On peut tomber amoureux d’une autre femme, pas d’un autre club.
Sébastien
À leur façon, les Ultras se sont fait une telle place dans le monde du football qu’ils sont capables de faire bouger les choses. Dans un passé récent, ils sont intervenus avec succès lorsque Eleven Sports projetait de planifier des matches le lundi. Cette fois, ils se mobilisent contre un avant-projet de loi qui doit déboucher sur un changement de la loi-football. Dans un nouveau cadre juridique, on infligerait des amendes plus salées et des interdictions de stade plus longues pour l’usage d’objets pyrotechniques. Selon eux, une lettre ouverte à la Ministre de l’intérieur Annelies Verlinden serait restée lettre morte. Ils font donc appel aux médias pour mettre un coup de pression. « En comparaison avec nos pays limitrophes et la Scandinavie, c’est un pas en arrière », dit Nico, des Ultras Inferno. « Les années précédentes ont démontré les limites d’une politique répressive. Au début des années 2000, il y avait cinq groupes d’Ultras en Belgique. Maintenant, malgré la répression, chaque club a le sien. On ne pourra pas nous étouffer comme ça. »
Le 6 août, via Facebook, le collectif a écrit une lettre ouverte au Ministère de l’Intérieur. Elle a trait à une nouvelle loi-football. Vous mettez surtout en exergue le manque de concertation et le durcissement des sanctions.
SÉBASTIEN: Il y a quinze ans, seuls deux fous parmi nous voulaient engager le dialogue avec les politiciens, mais aujourd’hui, nous sommes prêts à discuter librement. Or, on nous considère comme des enfants, ce qui engendre un certain comportement. Nous ne menaçons pas, mais notre message aux autorités est clair: asseyez-vous à table avec nous avant que nous ne bloquions tout. Ce ne serait pas la première fois que des Ultras interrompent un match, ferment une tribune ou manifestent contre leur président… Les autorités ont une belle occasion d’entamer le dialogue avec un partenaire fiable et bien organisé. Nous pouvons mettre sur pied un projet pilote avec une ligne de conduite, des directives sur ce qui est autorisé ou pas, ainsi que des rapports intermédiaires.

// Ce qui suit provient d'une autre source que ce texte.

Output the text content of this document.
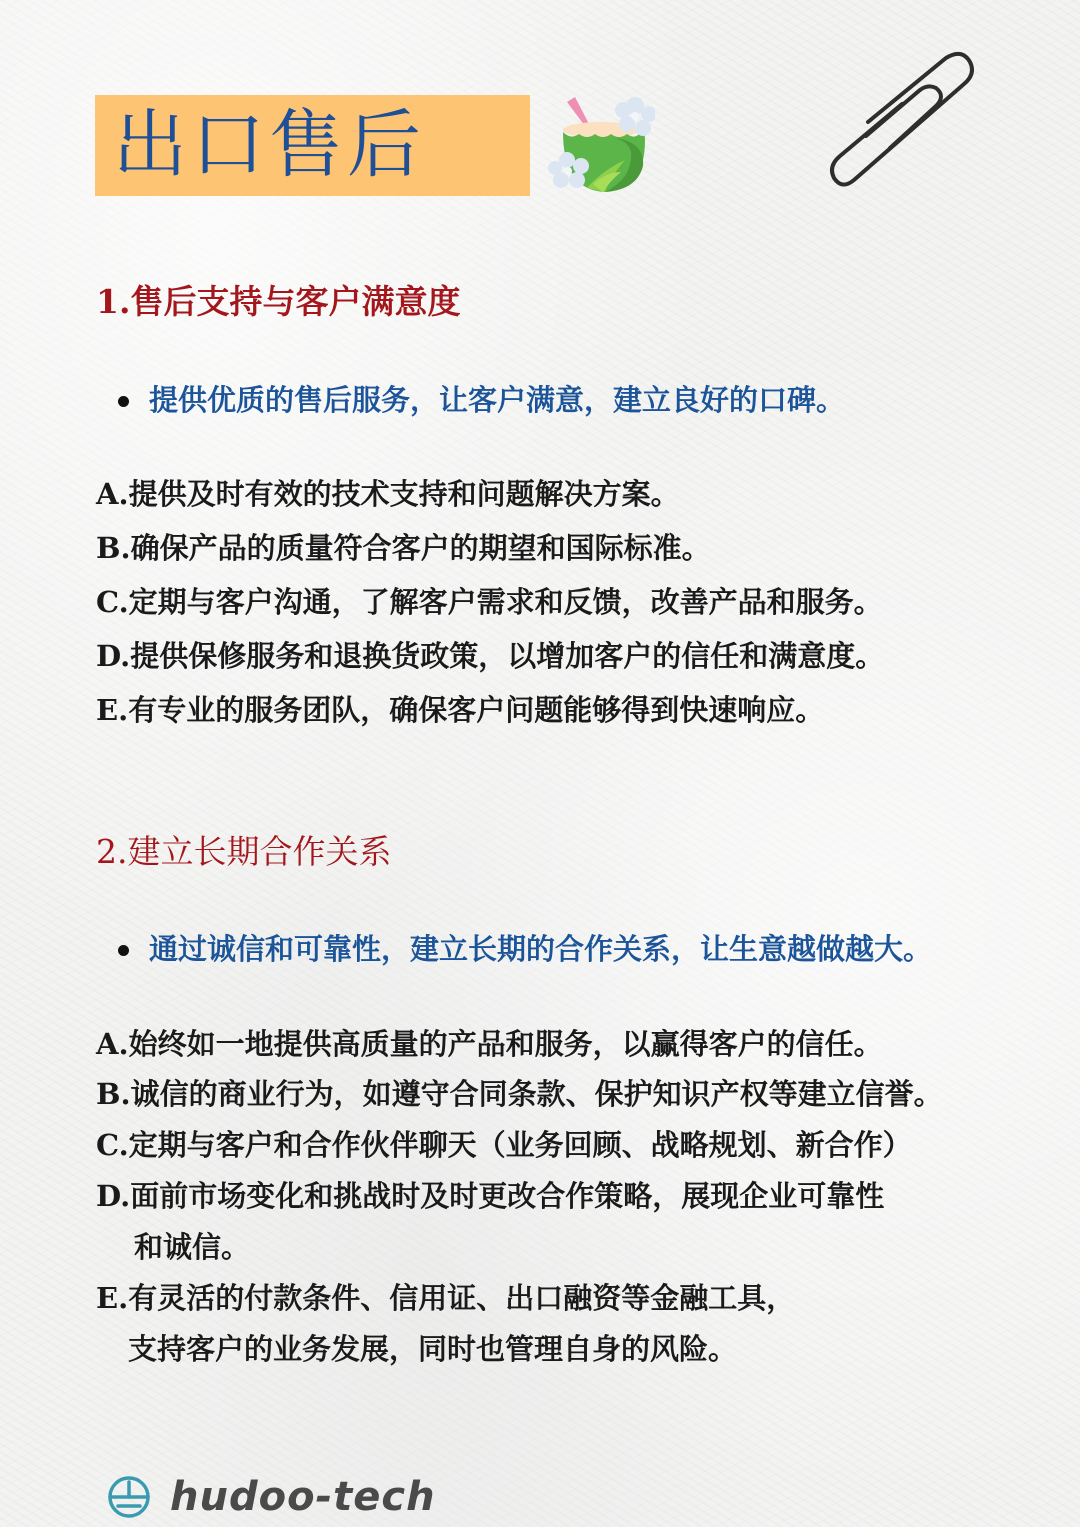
出口售后
1.售后支持与客户满意度
提供优质的售后服务，让客户满意，建立良好的口碑。
A.提供及时有效的技术支持和问题解决方案。
B.确保产品的质量符合客户的期望和国际标准。
C.定期与客户沟通，了解客户需求和反馈，改善产品和服务。
D.提供保修服务和退换货政策，以增加客户的信任和满意度。
E.有专业的服务团队，确保客户问题能够得到快速响应。
2.建立长期合作关系
通过诚信和可靠性，建立长期的合作关系，让生意越做越大。
A.始终如一地提供高质量的产品和服务，以赢得客户的信任。
B.诚信的商业行为，如遵守合同条款、保护知识产权等建立信誉。
C.定期与客户和合作伙伴聊天（业务回顾、战略规划、新合作）
D.面前市场变化和挑战时及时更改合作策略，展现企业可靠性
和诚信。
E.有灵活的付款条件、信用证、出口融资等金融工具，
支持客户的业务发展，同时也管理自身的风险。
hudoo-tech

PIERRE: Nous avons envoyé un communiqué, nous accordons des interviews et à l’avenir, nous interpellerons peut-être les parlementaires. Nous sommes prêts à faire des concessions et à céder un peu de notre liberté. Nous sommes capables de vivre notre passion dans un cadre strict, mais notre patience a des limites.
SÉBASTIEN: Nous ne comprenons pas le timing ni pourquoi on resserre soudain la vis.
En cas d’infraction, les sanctions seraient doublées…
SÉBASTIEN: C’est ça. Est-il normal de devoir payer une amende de mille euros et d’être interdit de stade pour deux ans au moins après avoir craqué un fumigène dans un stade. Un ivrogne au volant qui a deux pour mille dans le sang s’en tire mieux.
NICO: Les moyens pyrotechniques ont toujours été la cible de la loi-football. On en est arrivés au point où on doit allumer des torches dans un coin du stade avec une cagoule sur la tête. Et là, le risque d’accident est bien plus élevé.
« Un club plein de pognon et avec un coté élitiste, ça ne marche qu’un temps »
Au cabinet de la Ministre Verlinden, on affirme vouloir démontrer qu’ambiance ne rime pas avec moyens pyrotechniques puisque c’est autour de cela que s’articule vos protestations. Est-ce vraiment impossible? N’y a-t-il pas d’autres sujets de société dans le football qui mériteraient davantage d’attention?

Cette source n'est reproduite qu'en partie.